Pangeran dan Leya sudah menunggu mereka.
"Apakah kau sudah menemukan tas mu?" tanya pangeran ke Lusi.
"Ya, Robi yang memberitahuku. Dan Vlademir lah yang telah menemukannya," ucap Lusi riang. Ia berjanji untuk melupakan cintanya, "namun aku belum melihat Vlademir, aku belum mengucapkan terima kasih padanya."
"Aku ada di sampingmu dari tadi. Melihat kau mena-"
"VLADEMIR!!!!!!" Lusi berteriak. Ia tahu Vlademir akan mengatakan bahwa ia menangis. Wajahnya memerah, jantungnya berdegup kencang, "Vlademir, simpan cerita itu untuk dirimu sendiri! Kapan-kapan aku akan ke tempat ini lagi. Kita bisa saling bercerita banyak. Terima kasih banyak telah menemukan tasku."
"Aku akan merindukanmu, Lusi," kata Vlademir tulus.
"Aku juga, aku pasti akan merindukanmu." Lusi tersenyum memandang udara kosong di depannya.

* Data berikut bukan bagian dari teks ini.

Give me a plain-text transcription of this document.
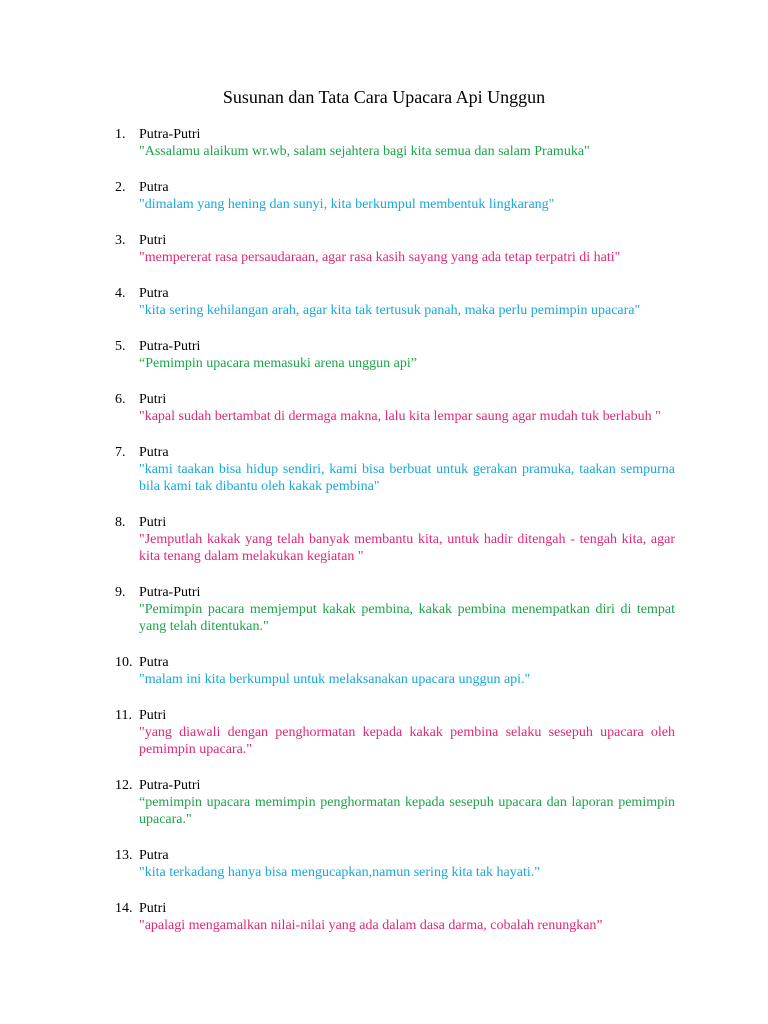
Susunan dan Tata Cara Upacara Api Unggun
1. Putra-Putri
"Assalamu alaikum wr.wb, salam sejahtera bagi kita semua dan salam Pramuka"
2. Putra
"dimalam yang hening dan sunyi, kita berkumpul membentuk lingkarang"
3. Putri
"mempererat rasa persaudaraan, agar rasa kasih sayang yang ada tetap terpatri di hati"
4. Putra
"kita sering kehilangan arah, agar kita tak tertusuk panah, maka perlu pemimpin upacara"
5. Putra-Putri
“Pemimpin upacara memasuki arena unggun api”
6. Putri
"kapal sudah bertambat di dermaga makna, lalu kita lempar saung agar mudah tuk berlabuh "
7. Putra
"kami taakan bisa hidup sendiri, kami bisa berbuat untuk gerakan pramuka, taakan sempurna bila kami tak dibantu oleh kakak pembina"
8. Putri
"Jemputlah kakak yang telah banyak membantu kita, untuk hadir ditengah - tengah kita, agar kita tenang dalam melakukan kegiatan "
9. Putra-Putri
"Pemimpin pacara memjemput kakak pembina, kakak pembina menempatkan diri di tempat yang telah ditentukan."
10. Putra
"malam ini kita berkumpul untuk melaksanakan upacara unggun api."
11. Putri
"yang diawali dengan penghormatan kepada kakak pembina selaku sesepuh upacara oleh pemimpin upacara."
12. Putra-Putri
“pemimpin upacara memimpin penghormatan kepada sesepuh upacara dan laporan pemimpin upacara."
13. Putra
"kita terkadang hanya bisa mengucapkan,namun sering kita tak hayati."
14. Putri
"apalagi mengamalkan nilai-nilai yang ada dalam dasa darma, cobalah renungkan”
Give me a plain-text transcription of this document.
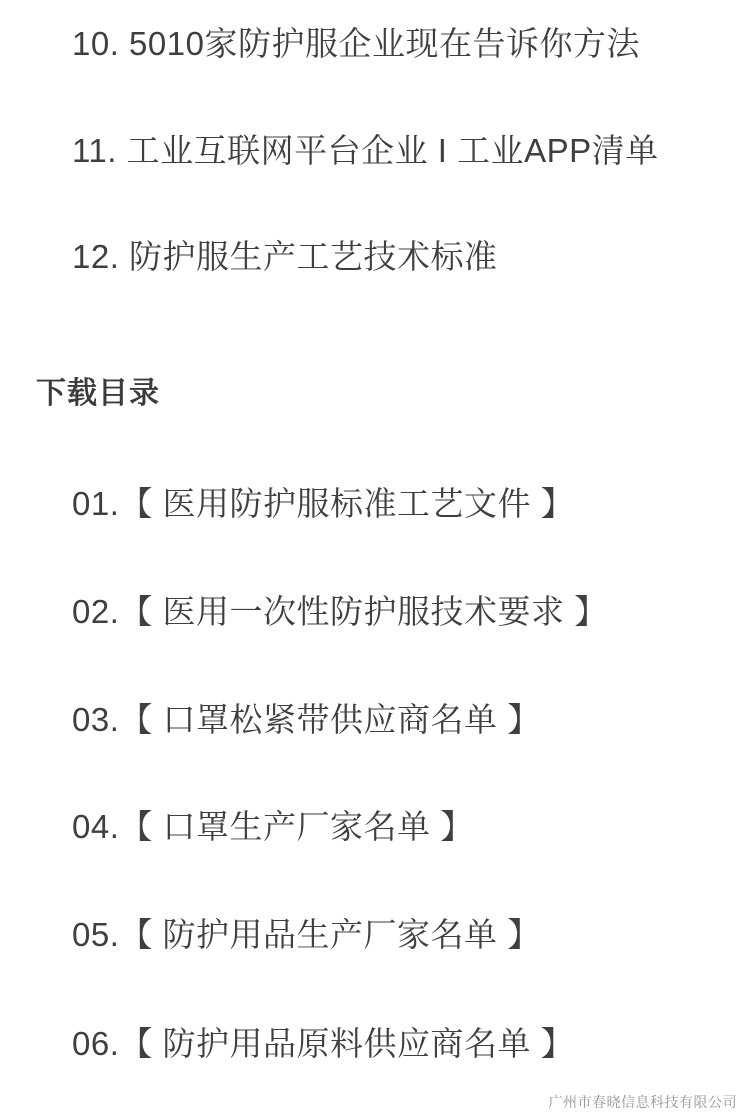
10. 5010家防护服企业现在告诉你方法
11. 工业互联网平台企业 I 工业APP清单
12. 防护服生产工艺技术标准
下载目录
01.【 医用防护服标准工艺文件 】
02.【 医用一次性防护服技术要求 】
03.【 口罩松紧带供应商名单 】
04.【 口罩生产厂家名单 】
05.【 防护用品生产厂家名单 】
06.【 防护用品原料供应商名单 】
广州市春晓信息科技有限公司
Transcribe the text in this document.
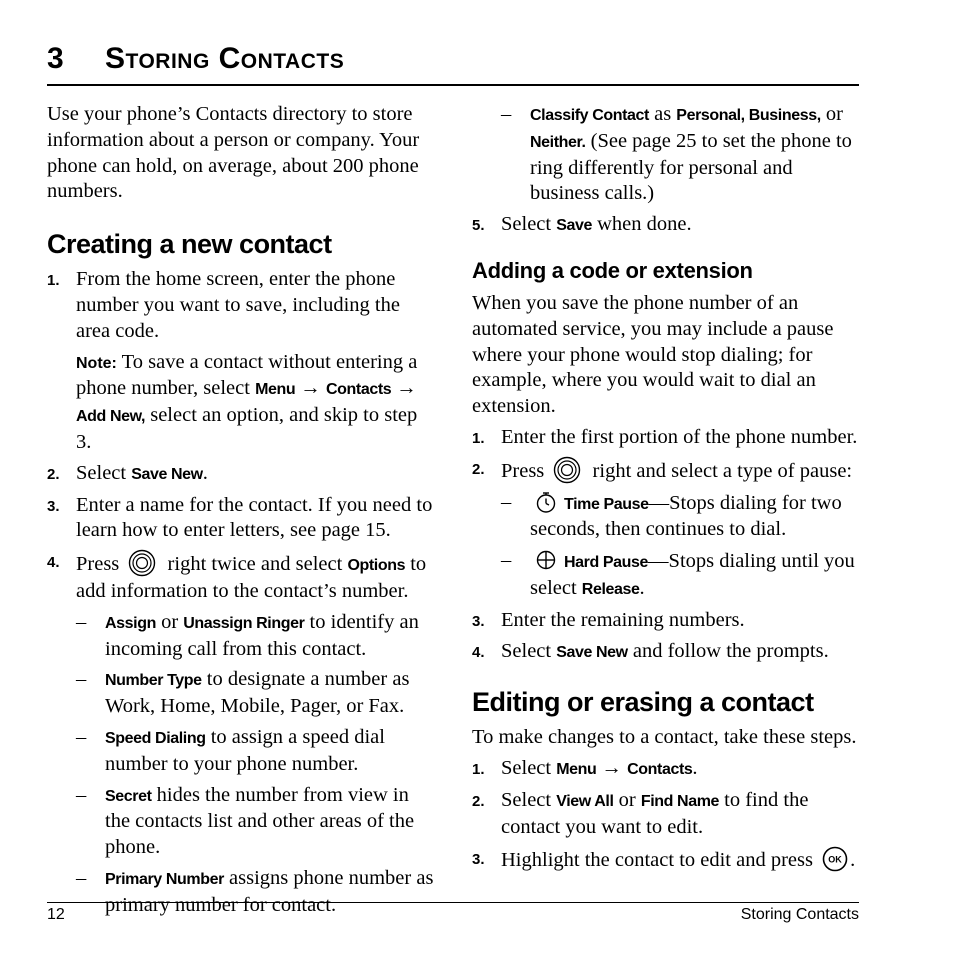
3 Storing Contacts

Use your phone’s Contacts directory to store information about a person or company. Your phone can hold, on average, about 200 phone numbers.

Creating a new contact
1. From the home screen, enter the phone number you want to save, including the area code.
Note: To save a contact without entering a phone number, select Menu → Contacts → Add New, select an option, and skip to step 3.
2. Select Save New.
3. Enter a name for the contact. If you need to learn how to enter letters, see page 15.
4. Press  right twice and select Options to add information to the contact’s number.
– Assign or Unassign Ringer to identify an incoming call from this contact.
– Number Type to designate a number as Work, Home, Mobile, Pager, or Fax.
– Speed Dialing to assign a speed dial number to your phone number.
– Secret hides the number from view in the contacts list and other areas of the phone.
– Primary Number assigns phone number as primary number for contact.
– Classify Contact as Personal, Business, or Neither. (See page 25 to set the phone to ring differently for personal and business calls.)
5. Select Save when done.
Adding a code or extension

When you save the phone number of an automated service, you may include a pause where your phone would stop dialing; for example, where you would wait to dial an extension.

1. Enter the first portion of the phone number.
2. Press  right and select a type of pause:
–	Time Pause—Stops dialing for two seconds, then continues to dial.
–	Hard Pause—Stops dialing until you select Release.
3. Enter the remaining numbers.
4. Select Save New and follow the prompts.
Editing or erasing a contact

To make changes to a contact, take these steps.

1. Select Menu → Contacts.
2. Select View All or Find Name to find the contact you want to edit.
3. Highlight the contact to edit and press OK .
12	Storing Contacts
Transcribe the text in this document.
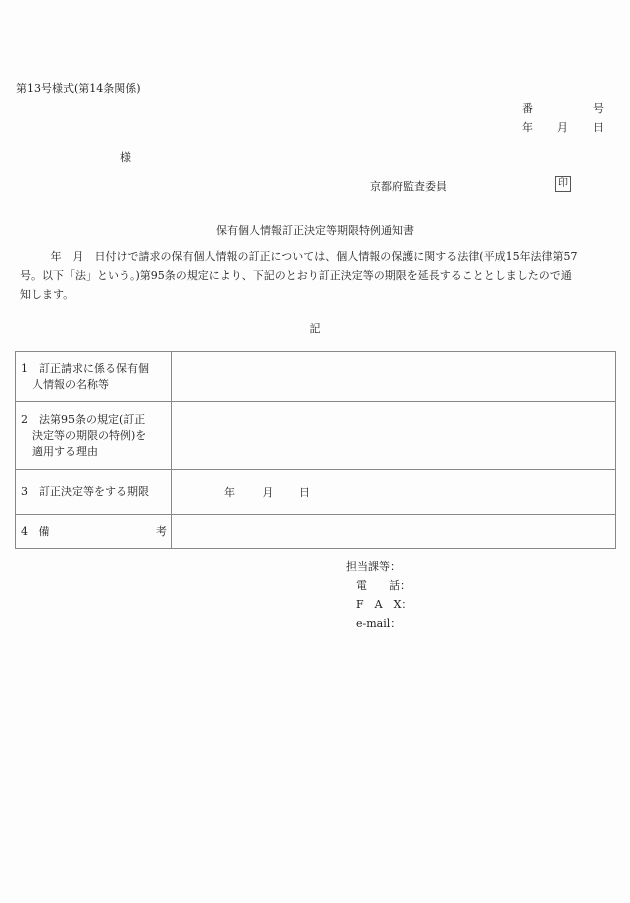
第13号様式(第14条関係)
番	号
年 月 日
様
京都府監査委員	印
保有個人情報訂正決定等期限特例通知書
　　 年　月　日付けで請求の保有個人情報の訂正については、個人情報の保護に関する法律(平成15年法律第57
号。以下「法」という。)第95条の規定により、下記のとおり訂正決定等の期限を延長することとしましたので通
知します。
記
1　訂正請求に係る保有個
　人情報の名称等	

2　法第95条の規定(訂正
　決定等の期限の特例)を
　適用する理由	

3　訂正決定等をする期限	年 月 日

4 備 考	

担当課等：
電　　話：
F　A　X：
e-mail：
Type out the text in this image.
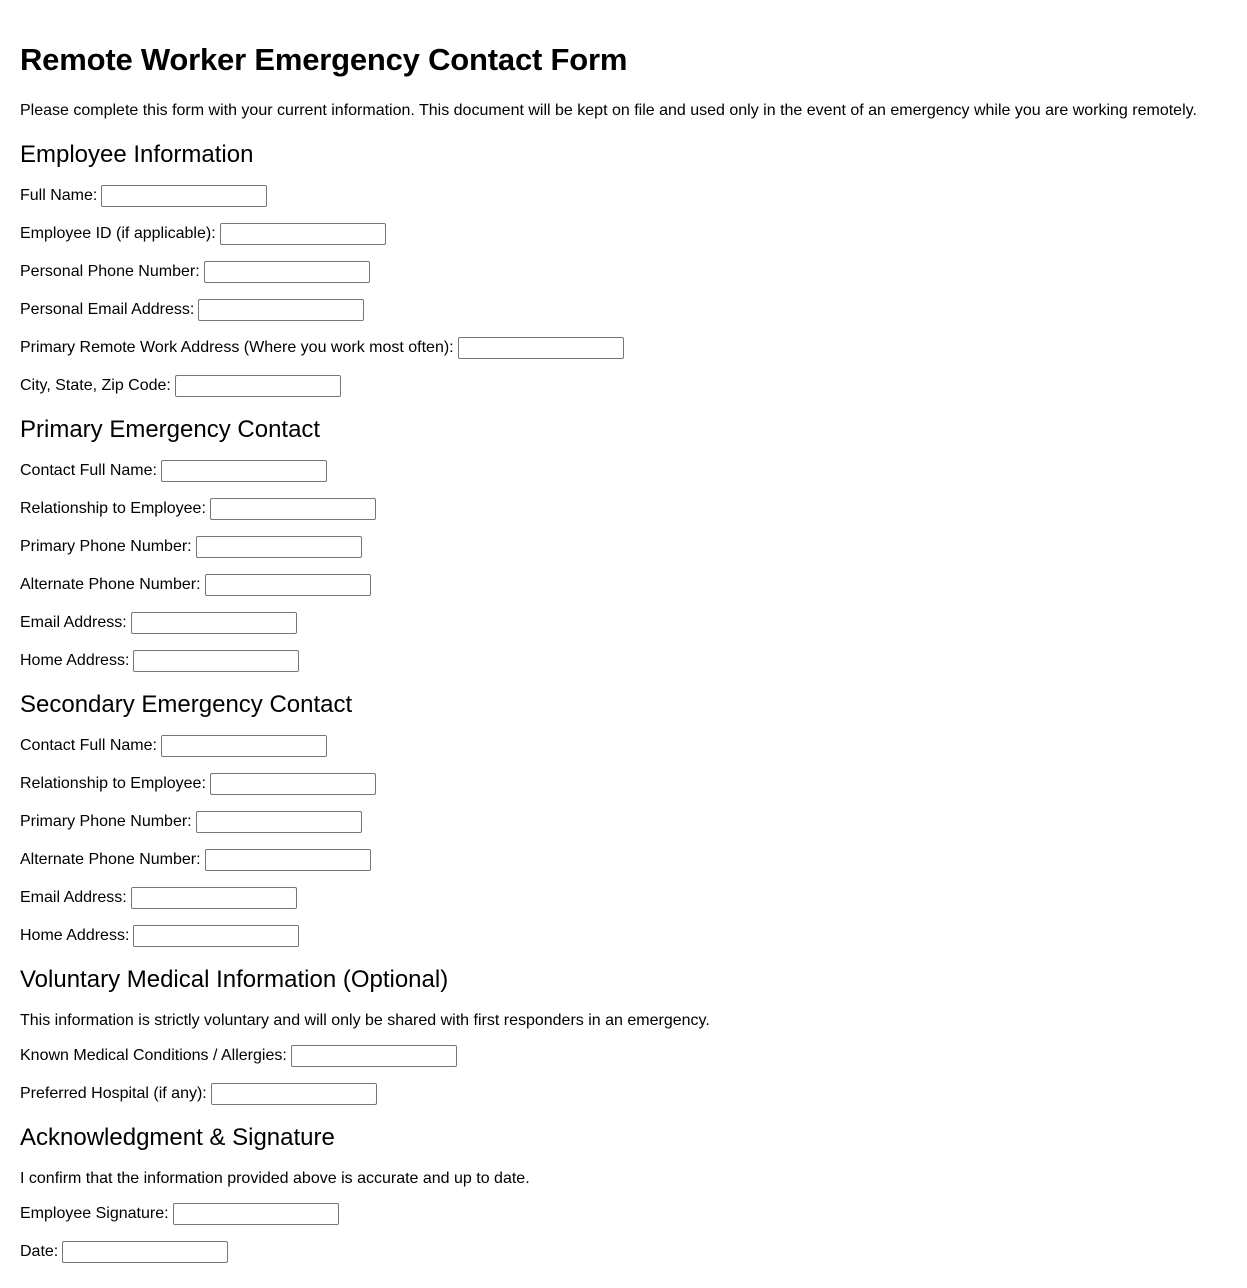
Remote Worker Emergency Contact Form

Please complete this form with your current information. This document will be kept on file and used only in the event of an emergency while you are working remotely.

Employee Information
Full Name:
Employee ID (if applicable):
Personal Phone Number:
Personal Email Address:
Primary Remote Work Address (Where you work most often):
City, State, Zip Code:
Primary Emergency Contact
Contact Full Name:
Relationship to Employee:
Primary Phone Number:
Alternate Phone Number:
Email Address:
Home Address:
Secondary Emergency Contact
Contact Full Name:
Relationship to Employee:
Primary Phone Number:
Alternate Phone Number:
Email Address:
Home Address:
Voluntary Medical Information (Optional)

This information is strictly voluntary and will only be shared with first responders in an emergency.

Known Medical Conditions / Allergies:
Preferred Hospital (if any):
Acknowledgment & Signature

I confirm that the information provided above is accurate and up to date.

Employee Signature:
Date:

Sudah banyak petualangan yang ia lakukan bersama Vlademir dan teman-temannya di negeri ini.
"Bima, Robi, Linda dan Lusi, aku sangat berterima kasih pada kalian. Terima kasih telah mempertaruhkan nyawa kalian untuk kami. Aku tidak akan melupakan kebaikan kalian. Kalian adalah pahlawan di negeri kami. Terima kasih banyak," ucap Leya.
"Terima kasih banyak, para Ksatria." Pangeran berlutut di depan keempat remaja itu. Leya ikut berlutut.
"Tidak perlu, Pangeran. Kita teman." Bima meminta pangeran untuk berdiri.
"Cepat!!!!" teriak Teofa dan para starla lain, "sebentar lagi segera tertutup!!!"
"Pangeran, aku pikir sudah waktunya kita berpisah," ucap Bima, "terima kasih banyak untuk semuanya."
Pangeran memeluk Bima. Satu persatu dari mereka mengucapkan salam perpisahan yang memilukan, dan mereka sudah siap untuk kembali ke dunia mereka lagi.
"Esta, Vlademir, Teofa, aku akan merindukan kalian semua!!!!!" teriak Lusi terakhir kali, ia meloncat pada pohon oak besar itu, dan kemudian lobang pada pohon Oak yang besar itu tertutup.
"Sampai jumpa, Lusi ..." ucap Vlademir dan Esta bersamaan.